The band uses electric guitar infrequently, for example, but it's carefully employed to serve the song. "Loam & Rye" is nearly a rock song, but the instrument brings more than distortion. There are, in fact, at least four distinct guitar parts, each serving a different function - a slow, flat, reverb-heavy hook; a bright complement to the vocals; scratchy, nearly ominous rhythmic noise; and, near the end, a backward squall. That sounds like overkill - particularly on a record largely made from fluffy clouds - but it reflects a clarity of vision and execution.

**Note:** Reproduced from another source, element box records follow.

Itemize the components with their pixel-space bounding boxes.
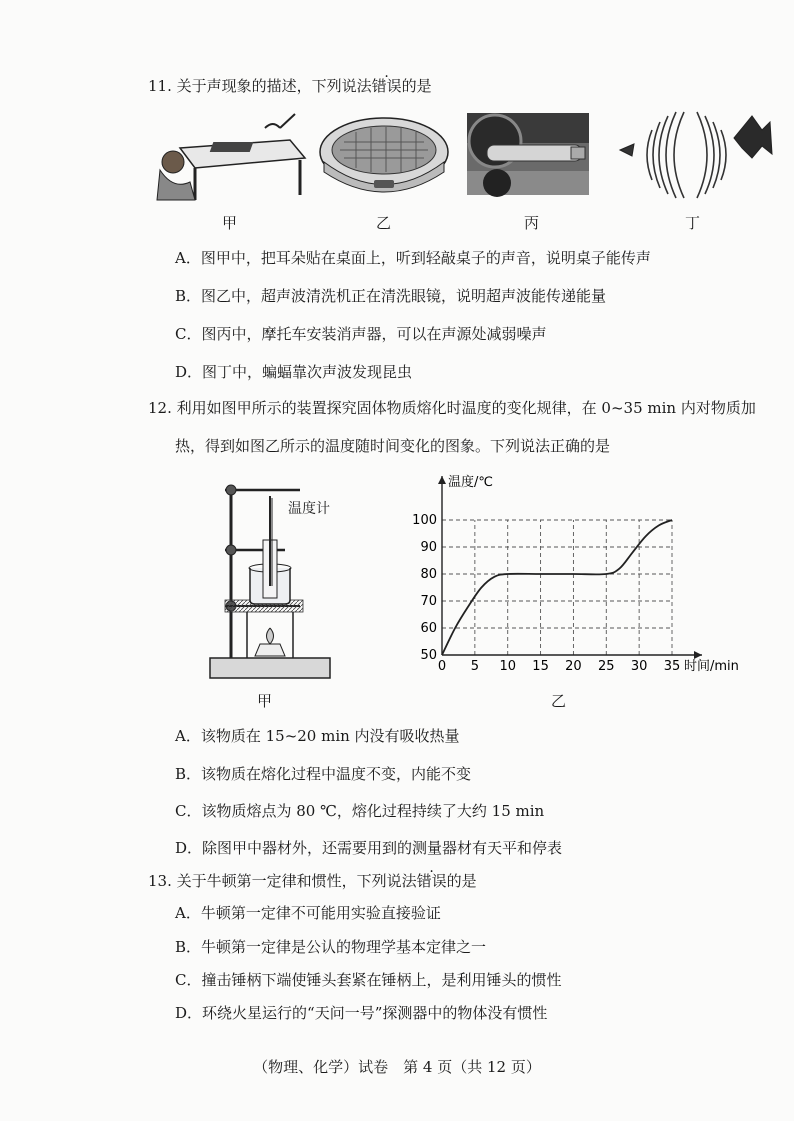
chart-axes	[438, 476, 702, 659]
q12-option-b: B．该物质在熔化过程中温度不变，内能不变	[175, 765, 472, 783]
q13-number: 13.	[148, 872, 172, 890]
q11-stem-emph: 错误	[371, 77, 402, 95]
temperature-curve	[442, 520, 672, 655]
chart-ticks	[412, 513, 680, 674]
q11-number: 11.	[148, 77, 172, 95]
q11-option-a: A．图甲中，把耳朵贴在桌面上，听到轻敲桌子的声音，说明桌子能传声	[175, 249, 651, 267]
x-tick-label: 0	[437, 659, 447, 674]
x-tick-label: 15	[532, 659, 549, 674]
q11-figure-ding	[612, 110, 774, 200]
y-tick-label: 80	[420, 567, 437, 582]
q13-stem	[148, 871, 477, 891]
q11-caption-ding: 丁	[685, 214, 701, 232]
q12-stem-text1: 利用如图甲所示的装置探究固体物质熔化时温度的变化规律，在 0~35 min 内对物质加	[176, 399, 756, 417]
q11-caption-yi: 乙	[376, 214, 392, 232]
q11-option-b: B．图乙中，超声波清洗机正在清洗眼镜，说明超声波能传递能量	[175, 287, 607, 305]
y-tick-label: 70	[420, 594, 437, 609]
temperature-chart	[405, 468, 739, 676]
q13-stem-emph: 错误	[416, 872, 447, 890]
x-axis-arrow	[694, 651, 702, 659]
q11-stem-after: 的是	[401, 77, 432, 95]
y-tick-label: 60	[420, 621, 437, 636]
q12-stem-line2: 热，得到如图乙所示的温度随时间变化的图象。下列说法正确的是	[175, 437, 611, 455]
x-tick-label: 35	[663, 659, 681, 674]
x-tick-label: 25	[598, 659, 615, 674]
q13-option-d: D．环绕火星运行的“天问一号”探测器中的物体没有惯性	[175, 1004, 548, 1022]
q11-stem-before: 关于声现象的描述，下列说法	[176, 77, 372, 95]
q11-figure-jia	[155, 110, 305, 202]
x-tick-label: 20	[565, 659, 582, 674]
y-tick-label: 50	[420, 648, 437, 663]
q12-caption-jia: 甲	[257, 692, 273, 710]
q11-figure-yi	[316, 112, 452, 202]
q11-figure-bing	[467, 113, 589, 195]
y-tick-label: 100	[412, 513, 437, 528]
q11-option-c: C．图丙中，摩托车安装消声器，可以在声源处减弱噪声	[175, 325, 547, 343]
q12-number: 12.	[148, 399, 172, 417]
q13-option-c: C．撞击锤柄下端使锤头套紧在锤柄上，是利用锤头的惯性	[175, 971, 562, 989]
q13-stem-before: 关于牛顿第一定律和惯性，下列说法	[176, 872, 417, 890]
q13-option-b: B．牛顿第一定律是公认的物理学基本定律之一	[175, 938, 487, 956]
q11-option-d: D．图丁中，蝙蝠靠次声波发现昆虫	[175, 363, 413, 381]
page-footer: （物理、化学）试卷 第 4 页（共 12 页）	[253, 1058, 541, 1076]
q12-stem-line1	[148, 398, 756, 418]
q11-caption-jia: 甲	[222, 214, 238, 232]
chart-xlabel: 时间/min	[684, 659, 739, 674]
chart-grid	[442, 520, 672, 655]
q12-option-c: C．该物质熔点为 80 ℃，熔化过程持续了大约 15 min	[175, 802, 545, 820]
q12-option-d: D．除图甲中器材外，还需要用到的测量器材有天平和停表	[175, 839, 563, 857]
q13-stem-after: 的是	[446, 872, 477, 890]
thermometer-label: 温度计	[288, 501, 330, 517]
q13-option-a: A．牛顿第一定律不可能用实验直接验证	[175, 904, 441, 922]
x-tick-label: 30	[630, 659, 648, 674]
chart-ylabel: 温度/℃	[448, 475, 493, 490]
q11-stem	[148, 76, 432, 96]
y-tick-label: 90	[420, 540, 437, 555]
q11-caption-bing: 丙	[524, 214, 540, 232]
q12-option-a: A．该物质在 15~20 min 内没有吸收热量	[175, 727, 460, 745]
y-axis-arrow	[438, 476, 446, 484]
q12-caption-yi: 乙	[551, 692, 567, 710]
x-tick-label: 10	[499, 659, 516, 674]
x-tick-label: 5	[470, 659, 479, 674]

The River Monks started in 2010 as a trio, and although the group has doubled in size since its debut album Jovials, there's a smart restraint in the songwriting and arrangements on the new record; there might be more people, but the songs aren't burdened by superfluous parts or playing.

Stier said Jovials was largely written in the studio: "We were kind of just learning what we wanted to do as a band, what we wanted to sound like, experimenting with what kinds of sounds we could make together."

Home Is the House, by contrast, was thoroughly thought-out because of the band's new geography, and recording sessions in three states. "The second time around, we really had to be a little more mature about our arrangements, how we were going to plan it out because we had to record it in ... these specified chunks of time."

"Mature" is a good word, as the album skates up to the line between gorgeous articulation and overly precious perfection - ending up an accessible and rich document of a band's grasp matching its reach.

The River Monks will perform on Wednesday, July 2, at Rozz-Tox (2108 Third Avenue, Rock Island; RozzTox.com). The 8 p.m. all-ages show also includes Brooks Strause and The Multiple Cat, and admission is $5.